Он мысленно представлял себе его: вот он, совсем рядом, с закрытыми глазами… растрёпанные волосы слиплись на покрытом испариной лбу… губы чуть шевелятся, повторяя слова песни, а тело живёт собственной жизнью…
«Твои глаза такие чистые, как небо!
Назад нельзя, такая сила притяжения»…
И эта песня, она везде… как специально кто-то следит за Иваном, словно он участник дурацкого реалити-шоу под названием «Убей свои нервы». Песня играет в маршрутке, где он едет, звучит из открытого окна проезжающего мимо автомобиля, стоит на звонке входящего вызова у однокурсницы… да что ж такое.
Знаки, знаки… будь Иван суеверен, он бы уже медленно и безвозвратно сходил с ума.
«А я и схожу», — вкрадчиво шепчет ему на ухо собственное сознание.

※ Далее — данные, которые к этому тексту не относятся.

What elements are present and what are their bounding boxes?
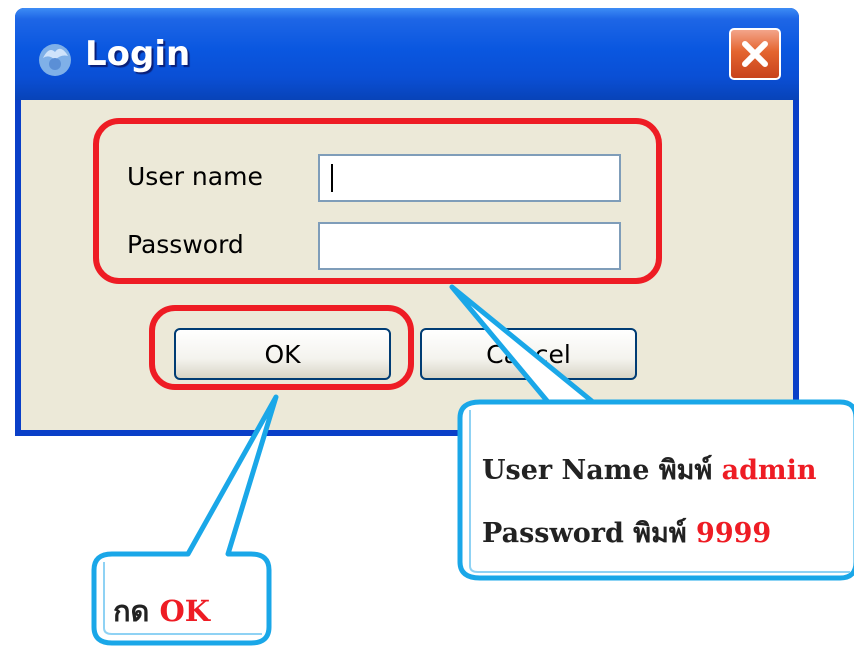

— Идёшь на карнавал? — Артём тянется за поцелуем, Иван виртуозно отклоняется в сторону и приобнимает его за плечи.
— Придётся, — пожимает плечами.
Артём радостно улыбается:
— Здорово. Я был уверен, что Геночка тебя уговорит.
— Ты хотел сказать заставит? — Иван усмехается — Генкины уговоры обычно больше похожи на шантаж с угрозами.
— Костюм уже придумал? — и этот туда же.
— Никаких костюмов, — Волошин даже хмурится от неудовольствия. — Я не цирковой медведь, которого скоморохи по ярмаркам водят, чтобы пялить на себя что придётся.
— В костюмах вход бесплатный, — как бы между прочим замечает Артём.
— Я как-нибудь постараюсь пережить ту огромную брешь в бюджете, которую проделает там входной билет в клуб, — тут Иван улыбается и с прищуром смотрит на Артёма. — Ну, давай, скажи, что я скучный.
— Нет, не скажу, — Артём тоже улыбается. — Думаю, тебе это Геночка уже раз десять повторил.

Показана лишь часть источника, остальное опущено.